One great feature of monitoring resting heart rate is that you can see if you are over training, or possibly coming down with a cold. For example, your heart rate may be one or two beats high, and you feel a bit of a tickle in your throat. This is a sign that something is possibly coming on and you can back off your training a little bit. On the same token, if your heart rate is abnormally low, that can be a sign of fatigue.
Your resting heart rate should decrease over time, as you get fitter.
Recovery Heart Rate
Recovery Heart Rate is your heart's ability to return to a normal rate after an activity within a specific amount of time. In general, a faster heart rate recovery from an activity is an indication of an improved fitness level. Some Garmin running devices (610 and 910XT), and the Timex Run Trainer, will automatically work this out using features inbuilt into the watch.
To race or not to race
Personally, I do not race with a heart rate monitor on. I expect my heart rate to be a bit high on race day and I think that it would stress me out to know what it is at.
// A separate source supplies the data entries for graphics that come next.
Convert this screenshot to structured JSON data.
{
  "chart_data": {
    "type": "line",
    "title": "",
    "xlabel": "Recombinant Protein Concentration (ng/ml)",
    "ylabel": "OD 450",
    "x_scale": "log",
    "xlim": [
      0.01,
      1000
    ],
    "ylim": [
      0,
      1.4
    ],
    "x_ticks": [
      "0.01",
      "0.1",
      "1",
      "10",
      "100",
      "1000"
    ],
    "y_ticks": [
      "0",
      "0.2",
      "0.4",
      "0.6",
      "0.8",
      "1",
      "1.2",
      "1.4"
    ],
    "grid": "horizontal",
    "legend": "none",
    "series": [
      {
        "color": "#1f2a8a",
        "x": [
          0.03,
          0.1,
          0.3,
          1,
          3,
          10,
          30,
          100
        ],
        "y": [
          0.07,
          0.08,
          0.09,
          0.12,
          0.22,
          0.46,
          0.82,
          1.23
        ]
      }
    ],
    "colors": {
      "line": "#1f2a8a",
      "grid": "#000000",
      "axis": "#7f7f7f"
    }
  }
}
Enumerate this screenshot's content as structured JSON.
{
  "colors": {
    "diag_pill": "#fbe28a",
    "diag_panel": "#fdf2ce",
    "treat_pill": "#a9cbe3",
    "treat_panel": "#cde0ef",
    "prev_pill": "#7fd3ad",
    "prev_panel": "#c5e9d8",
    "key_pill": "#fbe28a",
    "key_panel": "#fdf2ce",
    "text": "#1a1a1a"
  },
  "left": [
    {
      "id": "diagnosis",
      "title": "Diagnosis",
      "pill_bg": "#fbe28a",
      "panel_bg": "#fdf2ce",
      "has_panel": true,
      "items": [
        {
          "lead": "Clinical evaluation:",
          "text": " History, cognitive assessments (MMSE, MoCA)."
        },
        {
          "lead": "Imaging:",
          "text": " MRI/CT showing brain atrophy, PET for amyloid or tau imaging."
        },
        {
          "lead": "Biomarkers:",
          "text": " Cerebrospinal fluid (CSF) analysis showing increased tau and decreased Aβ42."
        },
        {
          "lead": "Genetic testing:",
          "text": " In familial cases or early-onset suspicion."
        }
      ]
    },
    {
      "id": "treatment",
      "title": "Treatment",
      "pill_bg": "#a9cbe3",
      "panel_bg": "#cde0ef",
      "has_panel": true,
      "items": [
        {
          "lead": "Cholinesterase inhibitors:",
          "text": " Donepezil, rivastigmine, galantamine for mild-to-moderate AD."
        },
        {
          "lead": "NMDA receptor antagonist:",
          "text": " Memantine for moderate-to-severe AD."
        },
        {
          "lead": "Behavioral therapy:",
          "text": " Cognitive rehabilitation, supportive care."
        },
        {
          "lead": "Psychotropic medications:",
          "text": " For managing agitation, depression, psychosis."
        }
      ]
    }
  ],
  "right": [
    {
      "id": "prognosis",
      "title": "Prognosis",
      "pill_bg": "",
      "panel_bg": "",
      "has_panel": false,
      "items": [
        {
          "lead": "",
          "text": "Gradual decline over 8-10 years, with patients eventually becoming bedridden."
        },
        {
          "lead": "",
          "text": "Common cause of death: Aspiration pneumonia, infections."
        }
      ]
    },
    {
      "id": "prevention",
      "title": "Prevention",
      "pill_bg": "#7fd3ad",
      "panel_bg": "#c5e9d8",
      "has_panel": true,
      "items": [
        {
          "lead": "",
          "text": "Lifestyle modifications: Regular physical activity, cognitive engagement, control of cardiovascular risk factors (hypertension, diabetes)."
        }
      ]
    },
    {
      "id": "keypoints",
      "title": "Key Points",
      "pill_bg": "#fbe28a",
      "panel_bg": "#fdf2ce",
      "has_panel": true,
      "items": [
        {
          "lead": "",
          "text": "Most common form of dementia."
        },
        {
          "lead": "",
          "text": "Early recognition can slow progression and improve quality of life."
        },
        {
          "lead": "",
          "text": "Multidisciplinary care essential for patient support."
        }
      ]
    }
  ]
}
It is also important to learn to race to how your body is feeling. However, as a beginner there is certainly an argument to be had to wear it for a few times, to get to know your heart rate a bit better and see actually how high you can get your heart rate!
Getting Fitter
As you get fitter, you can start to monitor your pace at various heart rate levels and you should start to see your heart rate start to drop at paces you used to run. You start to become more efficient at running at a steady pace.
Hopefully this has given you an introduction into heart rate, why it is excellent to train using heart rate and also why 220 - age is not a good indicator of your maximum heart rate.
Get these areas right, and you will be training like some of the best athletes around and will make huge gains over your friends and running colleagues.